Traffic of p24 Proteins and COPII Coat Composition Mutually Influence Membrane Scaffolding.

Jennifer G D'Arcangelo¹, Jonathan Crissman¹, Silvere Pagant¹, Alenka Čopič¹, Catherine F Latham¹, Erik L Snapp², Elizabeth A Miller³.

Abstract

Eukaryotic protein secretion requires efficient and accurate delivery of diverse secretory and membrane proteins. This process initiates in the ER, where vesicles are sculpted by the essential COPII coat. The Sec13p subunit of the COPII coat contributes to membrane scaffolding, which enforces curvature on the nascent vesicle. A requirement for Sec13p can be bypassed when traffic of lumenally oriented membrane proteins is abrogated.
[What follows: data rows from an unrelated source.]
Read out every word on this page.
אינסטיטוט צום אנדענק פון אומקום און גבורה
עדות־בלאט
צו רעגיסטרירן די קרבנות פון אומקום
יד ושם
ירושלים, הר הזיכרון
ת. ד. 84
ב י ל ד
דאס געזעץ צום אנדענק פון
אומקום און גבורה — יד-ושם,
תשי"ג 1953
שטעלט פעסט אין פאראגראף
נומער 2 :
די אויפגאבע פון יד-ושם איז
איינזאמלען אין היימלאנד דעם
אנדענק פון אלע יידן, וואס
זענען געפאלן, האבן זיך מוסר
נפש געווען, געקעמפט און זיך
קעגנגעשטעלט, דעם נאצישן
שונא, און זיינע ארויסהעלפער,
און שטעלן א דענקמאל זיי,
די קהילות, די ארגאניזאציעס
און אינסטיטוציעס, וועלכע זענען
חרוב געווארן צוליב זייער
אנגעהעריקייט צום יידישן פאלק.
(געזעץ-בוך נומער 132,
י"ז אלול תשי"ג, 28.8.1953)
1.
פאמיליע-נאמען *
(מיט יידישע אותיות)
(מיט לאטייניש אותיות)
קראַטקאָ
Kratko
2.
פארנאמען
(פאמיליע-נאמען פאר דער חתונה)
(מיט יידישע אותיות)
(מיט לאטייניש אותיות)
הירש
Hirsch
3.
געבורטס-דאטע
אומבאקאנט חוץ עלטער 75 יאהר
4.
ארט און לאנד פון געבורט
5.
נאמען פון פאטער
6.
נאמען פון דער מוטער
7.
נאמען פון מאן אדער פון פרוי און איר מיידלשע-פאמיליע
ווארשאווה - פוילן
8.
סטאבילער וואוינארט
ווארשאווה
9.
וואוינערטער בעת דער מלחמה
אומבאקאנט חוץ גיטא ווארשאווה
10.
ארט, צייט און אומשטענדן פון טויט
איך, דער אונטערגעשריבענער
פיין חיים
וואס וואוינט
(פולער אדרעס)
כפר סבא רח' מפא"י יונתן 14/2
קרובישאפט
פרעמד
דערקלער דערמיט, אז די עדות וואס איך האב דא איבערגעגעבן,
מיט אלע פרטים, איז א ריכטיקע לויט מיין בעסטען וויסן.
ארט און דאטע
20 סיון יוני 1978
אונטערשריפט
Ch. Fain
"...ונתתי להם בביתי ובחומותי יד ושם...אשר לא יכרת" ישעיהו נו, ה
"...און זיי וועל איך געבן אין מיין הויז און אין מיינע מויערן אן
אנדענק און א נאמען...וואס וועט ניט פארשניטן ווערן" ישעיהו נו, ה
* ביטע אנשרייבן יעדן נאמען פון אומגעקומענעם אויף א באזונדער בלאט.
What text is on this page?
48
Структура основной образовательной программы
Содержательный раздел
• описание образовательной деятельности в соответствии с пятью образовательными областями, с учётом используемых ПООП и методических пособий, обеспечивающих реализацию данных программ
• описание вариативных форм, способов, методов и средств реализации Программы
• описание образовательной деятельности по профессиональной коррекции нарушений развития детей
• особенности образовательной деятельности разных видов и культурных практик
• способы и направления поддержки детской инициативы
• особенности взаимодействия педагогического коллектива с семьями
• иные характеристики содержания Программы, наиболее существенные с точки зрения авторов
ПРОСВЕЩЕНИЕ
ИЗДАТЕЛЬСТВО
Here we sought to further explore the impact of cargo proteins on vesicle formation. We show that efficient ER export of the p24 family of proteins is a major driver of the requirement for Sec13p. The scaffolding burden presented by the p24 complex is met in part by the cargo adaptor Lst1p, which binds to a subset of cargo, including the p24 proteins. We propose that the scaffolding function of Lst1p is required to generate vesicles that can accommodate difficult cargo proteins that include large oligomeric assemblies and asymmetrically distributed membrane proteins. Vesicles that contain such cargoes are also more dependent on scaffolding by Sec13p, and may serve as a model for large carrier formation in other systems.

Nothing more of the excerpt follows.